I converted an array, which is 886 characters long as JSON. After converting it, I ended up with a 389-character-long TOON. So we saved more than half of the tokens with the conversion alone. We didn’t lose anything, just saved off some tokens in your prompt.
[
'customer_id' => 'CUST-2025-8934',
'name' => 'Jennifer Walsh',
'account' => [
'type' => 'premium',
'since' => '2023-06-15',
'monthly_value' => 149.99,
'status' => 'active'
],
'recent_tickets' => [
['id' => 'TKT-001', 'date' => '2025-01-10', 'issue' => 'Login problems', 'resolved' => true],
['id' => 'TKT-002', 'date' => '2025-01-15', 'issue' => 'Billing question', 'resolved' => true],
['id' => 'TKT-003', 'date' => '2025-01-20', 'issue' => 'Feature request', 'resolved' => false]
],
'satisfaction_scores' => [9, 8, 10, 9, 7],
'products' => ['CRM Pro', 'Analytics Plus', 'Support Suite']
];
/*
customer_id: CUST-2025-8934
name: Jennifer Walsh
account:
type: premium
since: 2023-06-15
monthly_value: 149.99
status: active
recent_tickets[3]{id,date,issue,resolved}:
TKT-001,2025-01-10,Login problems,true
TKT-002,2025-01-15,Billing question,true
TKT-003,2025-01-20,Feature request,false
satisfaction_scores[5]:
9,8,10,9,7
products[3]:
CRM Pro,Analytics Plus,Support Suite
*/
For me, this is a no-brainer. It’s not much effort to implement and saves a lot of tokens with no downsides. The quality of the response might increase, while the cost of the prompt decreases.
Conclusion
By being smart about how to manage tokens and their limits, you can create better conversations and a smoother user experience.
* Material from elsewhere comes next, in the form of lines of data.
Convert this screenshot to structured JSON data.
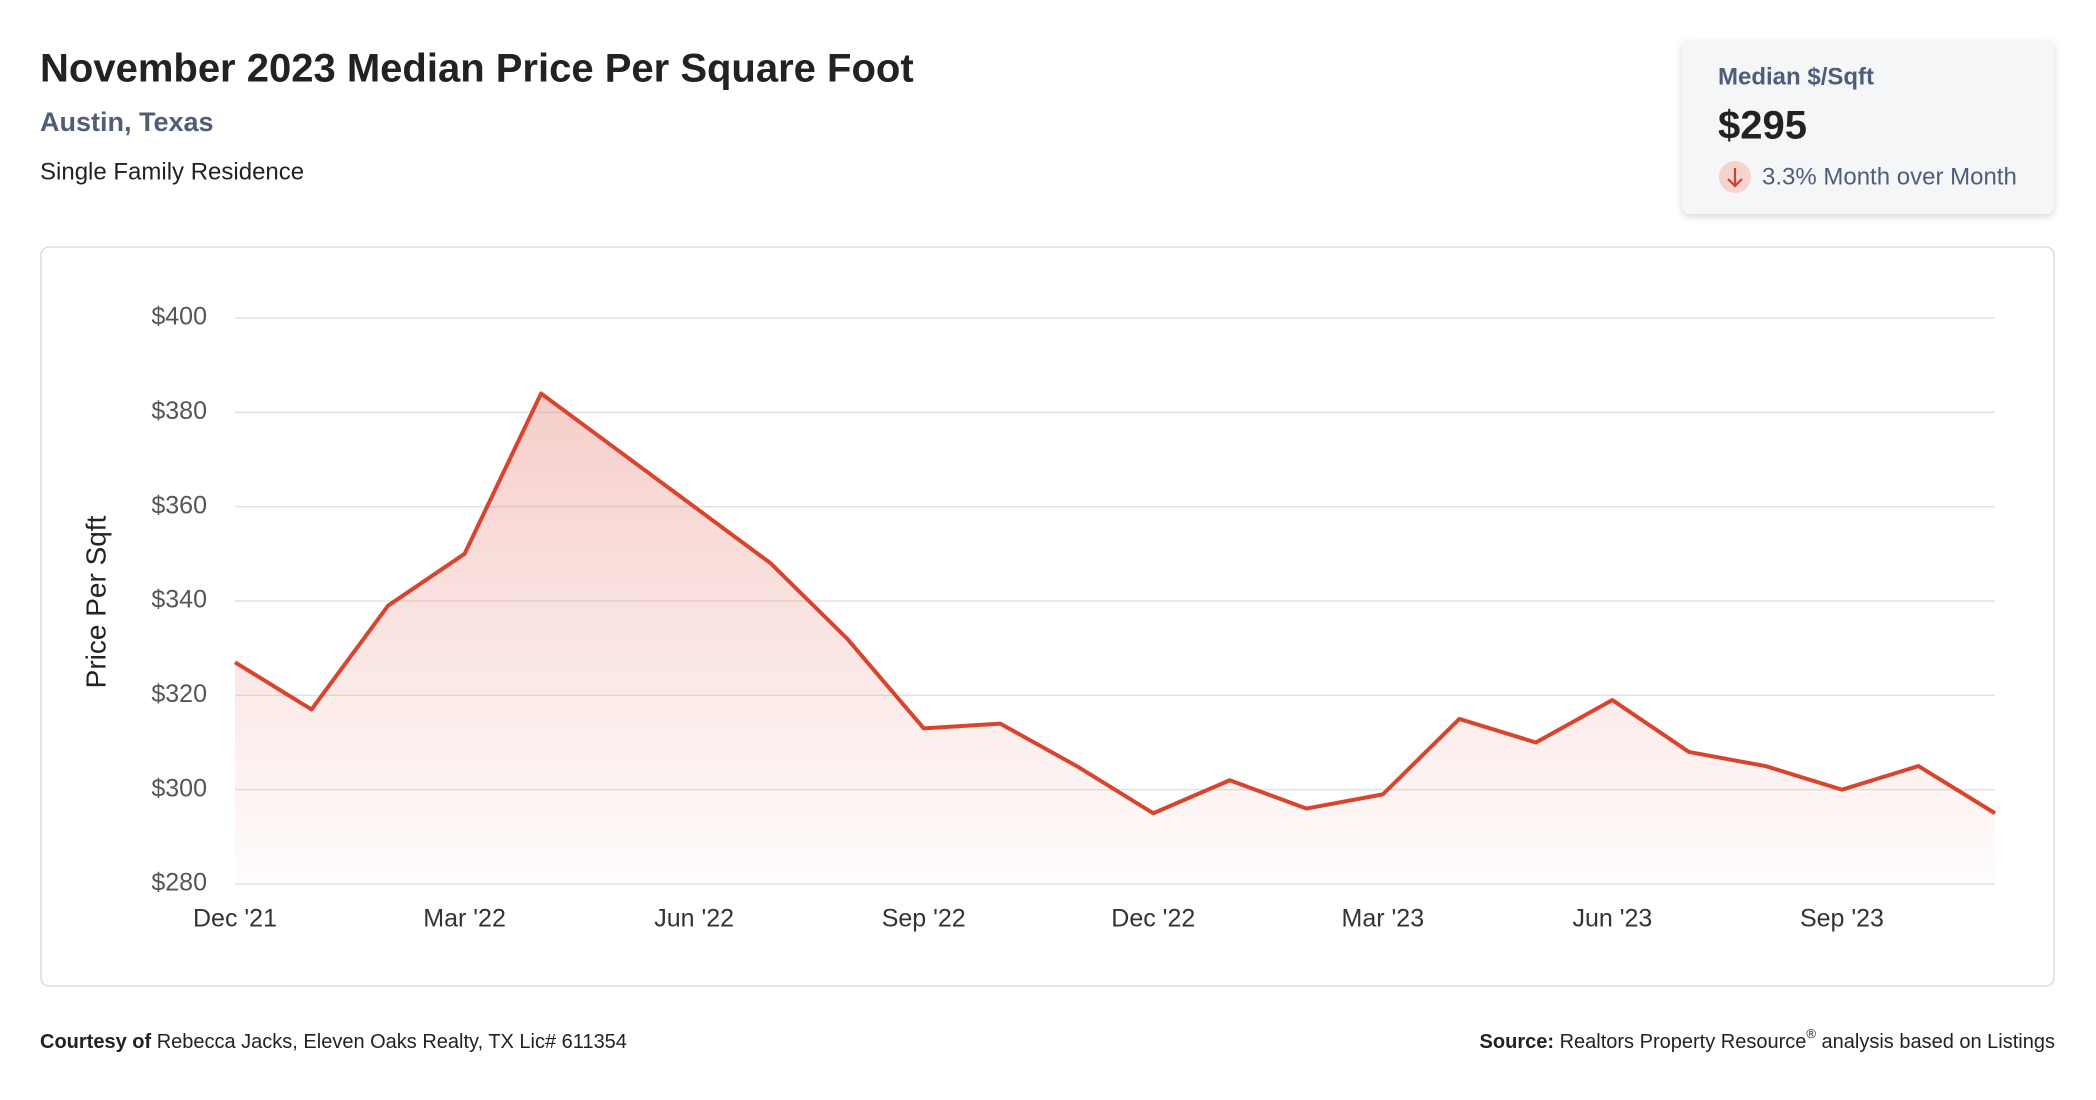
{
  "header": {
    "title": "November 2023 Median Price Per Square Foot",
    "location": "Austin, Texas",
    "property_type": "Single Family Residence"
  },
  "summary": {
    "label": "Median $/Sqft",
    "value": "$295",
    "change": "3.3% Month over Month"
  },
  "chart_data": {
    "type": "line",
    "categories": [
      "Dec '21",
      null,
      null,
      "Mar '22",
      null,
      null,
      "Jun '22",
      null,
      null,
      "Sep '22",
      null,
      null,
      "Dec '22",
      null,
      null,
      "Mar '23",
      null,
      null,
      "Jun '23",
      null,
      null,
      "Sep '23",
      null,
      null
    ],
    "series": [
      {
        "name": "Price Per Sqft",
        "color": "#d9442f",
        "values": [
          327,
          317,
          339,
          350,
          384,
          372,
          360,
          348,
          332,
          313,
          314,
          305,
          295,
          302,
          296,
          299,
          315,
          310,
          319,
          308,
          305,
          300,
          305,
          295
        ]
      }
    ],
    "y_label": "Price Per Sqft",
    "ylim": [
      280,
      400
    ],
    "yticks": [
      {
        "value": 280,
        "label": "$280"
      },
      {
        "value": 300,
        "label": "$300"
      },
      {
        "value": 320,
        "label": "$320"
      },
      {
        "value": 340,
        "label": "$340"
      },
      {
        "value": 360,
        "label": "$360"
      },
      {
        "value": 380,
        "label": "$380"
      },
      {
        "value": 400,
        "label": "$400"
      }
    ],
    "grid": true
  },
  "footer": {
    "courtesy_label": "Courtesy of",
    "courtesy": "Rebecca Jacks, Eleven Oaks Realty, TX Lic# 611354",
    "source_label": "Source:",
    "source": "Realtors Property Resource",
    "source_mark": "®",
    "source_rest": " analysis based on Listings"
  }
}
Every AI model has a token limit that dictates how much text you can send at once. So if an API can handle 2048 tokens, you’ll need to trim any text beyond that. It’s all about crafting concise prompts that keep things clear.
Token-Oriented Object Notation is a format which can significantly reduce the token length of an LLM input. It shines especially when using objects, which are often used to provide context or base information for the AI.